Article Image Alt Text

World War II naval aviator and retired Presbyterian minister J. Arthur (Art) Strickland was honored with his likeness on the official poster for the 26th anniversary Confederate Air Force Highland Lakes Airsho, held Saturday, Sept. 9, at Burnet Municipal Airport's Kate Craddock Field.

Strickland obtained his private pilot's license while at Schreiner Institute in Kerville and enrolled in the U.S. Navy V-5 program as a naval aviation cadet in November 1942. He attended pre-flight school at the University of Georgia and primary flight training in Millington, Tennessee, prior to being assigned to the Naval Air Station at Pensacola, Florida.
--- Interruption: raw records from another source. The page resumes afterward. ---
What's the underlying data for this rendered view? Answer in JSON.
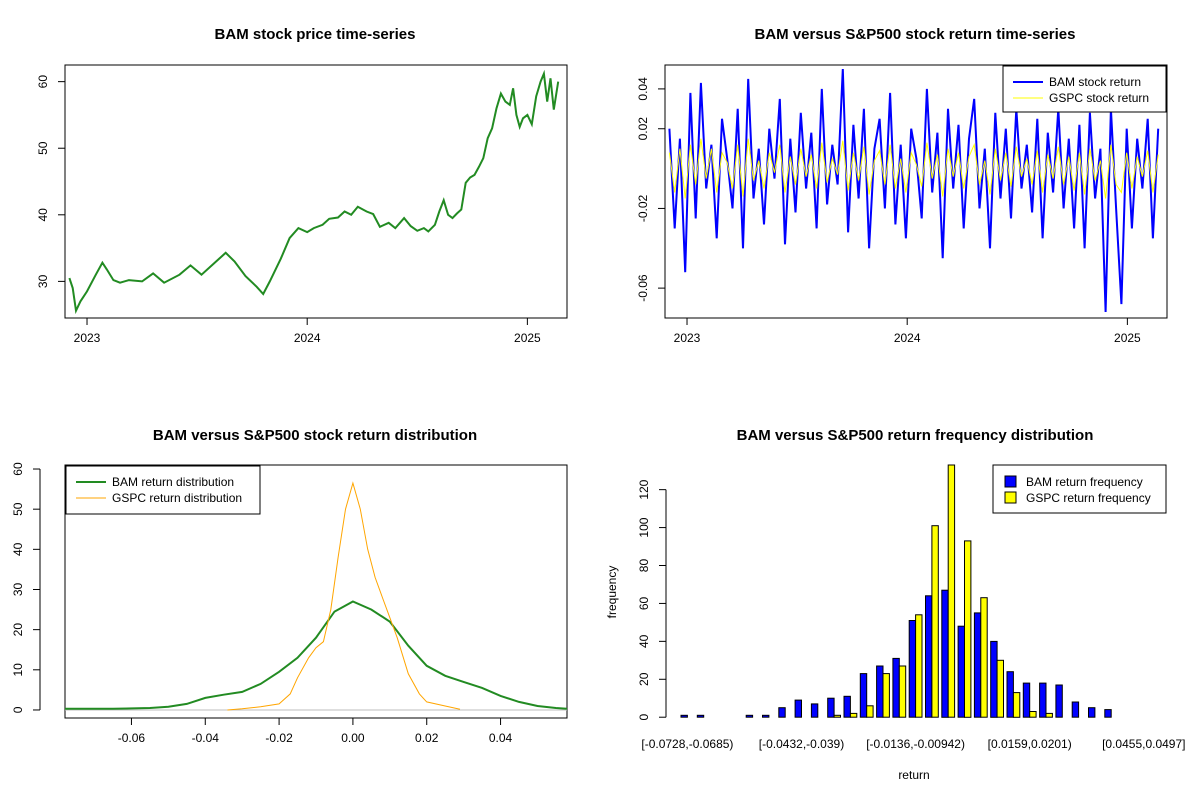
{
  "colors": {
    "bam_price": "#228B22",
    "bam_return": "#0000FF",
    "gspc_return": "#FFFF00",
    "bam_density": "#228B22",
    "gspc_density": "#FFA500",
    "bam_bar": "#0000FF",
    "gspc_bar": "#FFFF00",
    "zero_line": "#BEBEBE"
  },
  "chart_data": [
    {
      "type": "line",
      "title": "BAM stock price time-series",
      "xlabel": "",
      "ylabel": "",
      "x_ticks": [
        "2023",
        "2024",
        "2025"
      ],
      "x_tick_values": [
        2023.0,
        2024.0,
        2025.0
      ],
      "xlim": [
        2022.9,
        2025.18
      ],
      "y_ticks": [
        "30",
        "40",
        "50",
        "60"
      ],
      "y_tick_values": [
        30,
        40,
        50,
        60
      ],
      "ylim": [
        24.5,
        62.5
      ],
      "series": [
        {
          "name": "BAM",
          "points": [
            [
              2022.92,
              30.5
            ],
            [
              2022.935,
              29.0
            ],
            [
              2022.95,
              25.6
            ],
            [
              2022.97,
              27.0
            ],
            [
              2023.0,
              28.5
            ],
            [
              2023.04,
              31.0
            ],
            [
              2023.07,
              32.8
            ],
            [
              2023.09,
              31.8
            ],
            [
              2023.12,
              30.2
            ],
            [
              2023.15,
              29.8
            ],
            [
              2023.19,
              30.2
            ],
            [
              2023.25,
              30.0
            ],
            [
              2023.3,
              31.2
            ],
            [
              2023.35,
              29.8
            ],
            [
              2023.42,
              31.0
            ],
            [
              2023.47,
              32.4
            ],
            [
              2023.52,
              31.0
            ],
            [
              2023.58,
              32.8
            ],
            [
              2023.63,
              34.3
            ],
            [
              2023.67,
              33.0
            ],
            [
              2023.72,
              30.8
            ],
            [
              2023.77,
              29.2
            ],
            [
              2023.8,
              28.1
            ],
            [
              2023.83,
              30.0
            ],
            [
              2023.88,
              33.4
            ],
            [
              2023.92,
              36.5
            ],
            [
              2023.96,
              38.0
            ],
            [
              2024.0,
              37.4
            ],
            [
              2024.03,
              38.0
            ],
            [
              2024.07,
              38.5
            ],
            [
              2024.1,
              39.4
            ],
            [
              2024.14,
              39.6
            ],
            [
              2024.17,
              40.5
            ],
            [
              2024.2,
              40.0
            ],
            [
              2024.23,
              41.2
            ],
            [
              2024.27,
              40.5
            ],
            [
              2024.3,
              40.1
            ],
            [
              2024.33,
              38.2
            ],
            [
              2024.37,
              38.8
            ],
            [
              2024.4,
              38.0
            ],
            [
              2024.44,
              39.5
            ],
            [
              2024.47,
              38.3
            ],
            [
              2024.5,
              37.6
            ],
            [
              2024.53,
              38.0
            ],
            [
              2024.55,
              37.5
            ],
            [
              2024.58,
              38.5
            ],
            [
              2024.6,
              40.5
            ],
            [
              2024.62,
              42.2
            ],
            [
              2024.64,
              40.0
            ],
            [
              2024.66,
              39.5
            ],
            [
              2024.68,
              40.2
            ],
            [
              2024.7,
              40.8
            ],
            [
              2024.72,
              44.8
            ],
            [
              2024.74,
              45.6
            ],
            [
              2024.76,
              46.0
            ],
            [
              2024.78,
              47.2
            ],
            [
              2024.8,
              48.5
            ],
            [
              2024.82,
              51.5
            ],
            [
              2024.84,
              53.0
            ],
            [
              2024.86,
              56.0
            ],
            [
              2024.88,
              58.2
            ],
            [
              2024.9,
              57.0
            ],
            [
              2024.92,
              56.5
            ],
            [
              2024.935,
              59.0
            ],
            [
              2024.95,
              55.0
            ],
            [
              2024.965,
              53.2
            ],
            [
              2024.98,
              54.5
            ],
            [
              2025.0,
              55.0
            ],
            [
              2025.02,
              53.6
            ],
            [
              2025.04,
              57.8
            ],
            [
              2025.06,
              60.0
            ],
            [
              2025.075,
              61.2
            ],
            [
              2025.09,
              57.0
            ],
            [
              2025.105,
              60.5
            ],
            [
              2025.12,
              55.8
            ],
            [
              2025.14,
              60.0
            ]
          ]
        }
      ]
    },
    {
      "type": "line",
      "title": "BAM versus S&P500 stock return time-series",
      "xlabel": "",
      "ylabel": "",
      "x_ticks": [
        "2023",
        "2024",
        "2025"
      ],
      "x_tick_values": [
        2023.0,
        2024.0,
        2025.0
      ],
      "xlim": [
        2022.9,
        2025.18
      ],
      "y_ticks": [
        "-0.06",
        "-0.02",
        "0.02",
        "0.04"
      ],
      "y_tick_values": [
        -0.06,
        -0.02,
        0.02,
        0.04
      ],
      "ylim": [
        -0.075,
        0.052
      ],
      "series": [
        {
          "name": "BAM stock return",
          "x_start": 2022.92,
          "x_end": 2025.14,
          "values": [
            0.02,
            -0.03,
            0.015,
            -0.052,
            0.038,
            -0.025,
            0.043,
            -0.01,
            0.012,
            -0.035,
            0.025,
            0.005,
            -0.02,
            0.03,
            -0.04,
            0.045,
            -0.015,
            0.01,
            -0.028,
            0.02,
            -0.005,
            0.035,
            -0.038,
            0.015,
            -0.022,
            0.028,
            -0.01,
            0.018,
            -0.03,
            0.04,
            -0.018,
            0.012,
            -0.008,
            0.05,
            -0.032,
            0.022,
            -0.015,
            0.03,
            -0.04,
            0.01,
            0.025,
            -0.02,
            0.038,
            -0.028,
            0.012,
            -0.035,
            0.02,
            0.005,
            -0.025,
            0.04,
            -0.012,
            0.018,
            -0.045,
            0.03,
            -0.01,
            0.022,
            -0.03,
            0.015,
            0.035,
            -0.02,
            0.01,
            -0.04,
            0.028,
            -0.015,
            0.02,
            -0.025,
            0.03,
            -0.01,
            0.012,
            -0.022,
            0.025,
            -0.035,
            0.018,
            -0.012,
            0.03,
            -0.02,
            0.015,
            -0.03,
            0.022,
            -0.04,
            0.028,
            -0.015,
            0.01,
            -0.072,
            0.03,
            -0.02,
            -0.068,
            0.02,
            -0.03,
            0.015,
            -0.01,
            0.025,
            -0.035,
            0.02
          ],
          "y_range": [
            -0.072,
            0.05
          ]
        },
        {
          "name": "GSPC stock return",
          "x_start": 2022.92,
          "x_end": 2025.14,
          "values": [
            0.008,
            -0.012,
            0.01,
            -0.015,
            0.012,
            -0.008,
            0.015,
            -0.005,
            0.01,
            -0.012,
            0.008,
            0.003,
            -0.01,
            0.012,
            -0.014,
            0.015,
            -0.006,
            0.004,
            -0.01,
            0.008,
            -0.002,
            0.012,
            -0.012,
            0.006,
            -0.008,
            0.01,
            -0.004,
            0.007,
            -0.01,
            0.013,
            -0.007,
            0.005,
            -0.003,
            0.014,
            -0.011,
            0.008,
            -0.006,
            0.011,
            -0.013,
            0.004,
            0.009,
            -0.008,
            0.012,
            -0.01,
            0.005,
            -0.012,
            0.008,
            0.002,
            -0.009,
            0.013,
            -0.005,
            0.007,
            -0.014,
            0.01,
            -0.004,
            0.008,
            -0.01,
            0.006,
            0.012,
            -0.008,
            0.004,
            -0.013,
            0.01,
            -0.006,
            0.008,
            -0.009,
            0.011,
            -0.004,
            0.005,
            -0.008,
            0.009,
            -0.012,
            0.007,
            -0.005,
            0.011,
            -0.008,
            0.006,
            -0.011,
            0.008,
            -0.013,
            0.01,
            -0.006,
            0.004,
            -0.015,
            0.012,
            -0.008,
            -0.012,
            0.008,
            -0.01,
            0.006,
            -0.004,
            0.009,
            -0.012,
            0.007
          ],
          "y_range": [
            -0.02,
            0.02
          ]
        }
      ],
      "legend": [
        "BAM stock return",
        "GSPC stock return"
      ],
      "legend_position": "top-right"
    },
    {
      "type": "line",
      "title": "BAM versus S&P500 stock return distribution",
      "xlabel": "",
      "ylabel": "",
      "x_ticks": [
        "-0.06",
        "-0.04",
        "-0.02",
        "0.00",
        "0.02",
        "0.04"
      ],
      "x_tick_values": [
        -0.06,
        -0.04,
        -0.02,
        0.0,
        0.02,
        0.04
      ],
      "xlim": [
        -0.078,
        0.058
      ],
      "y_ticks": [
        "0",
        "10",
        "20",
        "30",
        "40",
        "50",
        "60"
      ],
      "y_tick_values": [
        0,
        10,
        20,
        30,
        40,
        50,
        60
      ],
      "ylim": [
        -2,
        61
      ],
      "series": [
        {
          "name": "BAM return distribution",
          "points": [
            [
              -0.078,
              0.3
            ],
            [
              -0.065,
              0.3
            ],
            [
              -0.055,
              0.5
            ],
            [
              -0.05,
              0.8
            ],
            [
              -0.045,
              1.5
            ],
            [
              -0.04,
              3.0
            ],
            [
              -0.035,
              3.8
            ],
            [
              -0.03,
              4.5
            ],
            [
              -0.025,
              6.5
            ],
            [
              -0.02,
              9.5
            ],
            [
              -0.015,
              13.0
            ],
            [
              -0.01,
              18.0
            ],
            [
              -0.005,
              24.5
            ],
            [
              0.0,
              27.0
            ],
            [
              0.005,
              25.0
            ],
            [
              0.01,
              22.0
            ],
            [
              0.015,
              16.0
            ],
            [
              0.02,
              11.0
            ],
            [
              0.025,
              8.5
            ],
            [
              0.03,
              7.0
            ],
            [
              0.035,
              5.5
            ],
            [
              0.04,
              3.5
            ],
            [
              0.045,
              2.0
            ],
            [
              0.05,
              1.0
            ],
            [
              0.055,
              0.5
            ],
            [
              0.058,
              0.3
            ]
          ]
        },
        {
          "name": "GSPC return distribution",
          "points": [
            [
              -0.034,
              0.0
            ],
            [
              -0.03,
              0.3
            ],
            [
              -0.025,
              0.8
            ],
            [
              -0.02,
              1.5
            ],
            [
              -0.017,
              4.0
            ],
            [
              -0.015,
              8.0
            ],
            [
              -0.012,
              13.0
            ],
            [
              -0.01,
              15.5
            ],
            [
              -0.008,
              17.0
            ],
            [
              -0.006,
              25.0
            ],
            [
              -0.004,
              38.0
            ],
            [
              -0.002,
              50.0
            ],
            [
              0.0,
              56.5
            ],
            [
              0.002,
              50.0
            ],
            [
              0.004,
              40.0
            ],
            [
              0.006,
              33.0
            ],
            [
              0.008,
              28.0
            ],
            [
              0.01,
              23.0
            ],
            [
              0.012,
              18.0
            ],
            [
              0.015,
              9.0
            ],
            [
              0.018,
              4.0
            ],
            [
              0.02,
              2.0
            ],
            [
              0.025,
              1.0
            ],
            [
              0.029,
              0.2
            ]
          ]
        }
      ],
      "legend": [
        "BAM return distribution",
        "GSPC return distribution"
      ],
      "legend_position": "top-left"
    },
    {
      "type": "bar",
      "title": "BAM versus S&P500 return frequency distribution",
      "xlabel": "return",
      "ylabel": "frequency",
      "x_tick_labels": [
        "[-0.0728,-0.0685)",
        "[-0.0432,-0.039)",
        "[-0.0136,-0.00942)",
        "[0.0159,0.0201)",
        "[0.0455,0.0497]"
      ],
      "x_tick_bins": [
        0,
        7,
        14,
        21,
        28
      ],
      "y_ticks": [
        "0",
        "20",
        "40",
        "60",
        "80",
        "100",
        "120"
      ],
      "y_tick_values": [
        0,
        20,
        40,
        60,
        80,
        100,
        120
      ],
      "ylim": [
        -2,
        133
      ],
      "series": [
        {
          "name": "BAM return frequency",
          "values": [
            1,
            1,
            0,
            0,
            1,
            1,
            5,
            9,
            7,
            10,
            11,
            23,
            27,
            31,
            51,
            64,
            67,
            48,
            55,
            40,
            24,
            18,
            18,
            17,
            8,
            5,
            4,
            0
          ]
        },
        {
          "name": "GSPC return frequency",
          "values": [
            0,
            0,
            0,
            0,
            0,
            0,
            0,
            0,
            0,
            1,
            2,
            6,
            23,
            27,
            54,
            101,
            133,
            93,
            63,
            30,
            13,
            3,
            2,
            0,
            0,
            0,
            0,
            0
          ]
        }
      ],
      "legend": [
        "BAM return frequency",
        "GSPC return frequency"
      ],
      "legend_position": "top-right"
    }
  ]
}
On Nov. 30, 1943, he received his wings as a naval aviator and was commissioned a second lieutenant in the United States Marine Corps Reserves.

After attending Navy Photography School in early 1944, he was transferred to the Marine Air Station in Cherry Point, North Carolina, and assigned to the Photography Squadron, flying an Army B-24. A few months later, he was assigned to the Service Squadron, where he flew a Martin Marauder JM-1 for target towing for Marine anti-aircraft practice and also flew the JM-1, the SNJ and SBD on a tracking route for radar trainees. He was promoted to first lieutenant in May 1945.

In June 1945, Strickland went to Ewa Marine Air Base in Oahu and Barking Sands Army Air Base in Kauai, Hawaii, where he again was flying JM-1 missions for anti-aircraft practice. In October 1945, he was transferred to the Naval Air Base in Agana, Guam, and assigned to the VMR-353 4th Marine Air Wing Transport Squadron, flying R5C Curtis Commando twin-engine transports throughout China, Japan, Okinawa, Philippines, Australia, Iwo Jima, Tinian, Saipan, Eniwetok, Kwajalein, Majuro, Wake, Peleliu, Manus, Midway and 

Strickland was discharged from active duty on Jan. 18, 1947, and remained in Marine Corps Reserves until November 1957 when he resigned his commission, having attained the rank of captain 
in 1950.

After discharge, in addition to being a flight instructor in Kerrville, he enrolled at the University of Texas at Austin, receiving a bachelor of business administration degree in August 1949. He then enrolled at the Austin Presbyterian Theological Seminary later that year, earning his bachelor of divinity degree in 1952. He served as an ordained Presbyterian minister for 35 years at various churches in Louisiana and Texas before retiring at the end of 1987.

The Airsho will be open to the public at 10 a.m. Saturday, Sept. 9. Static aircraft displays to the public will be available from 10 a.m. to 11:30 a.m. The program begins at noon. Airsho performances start at 12:30 p.m. and finish around 4 p.m.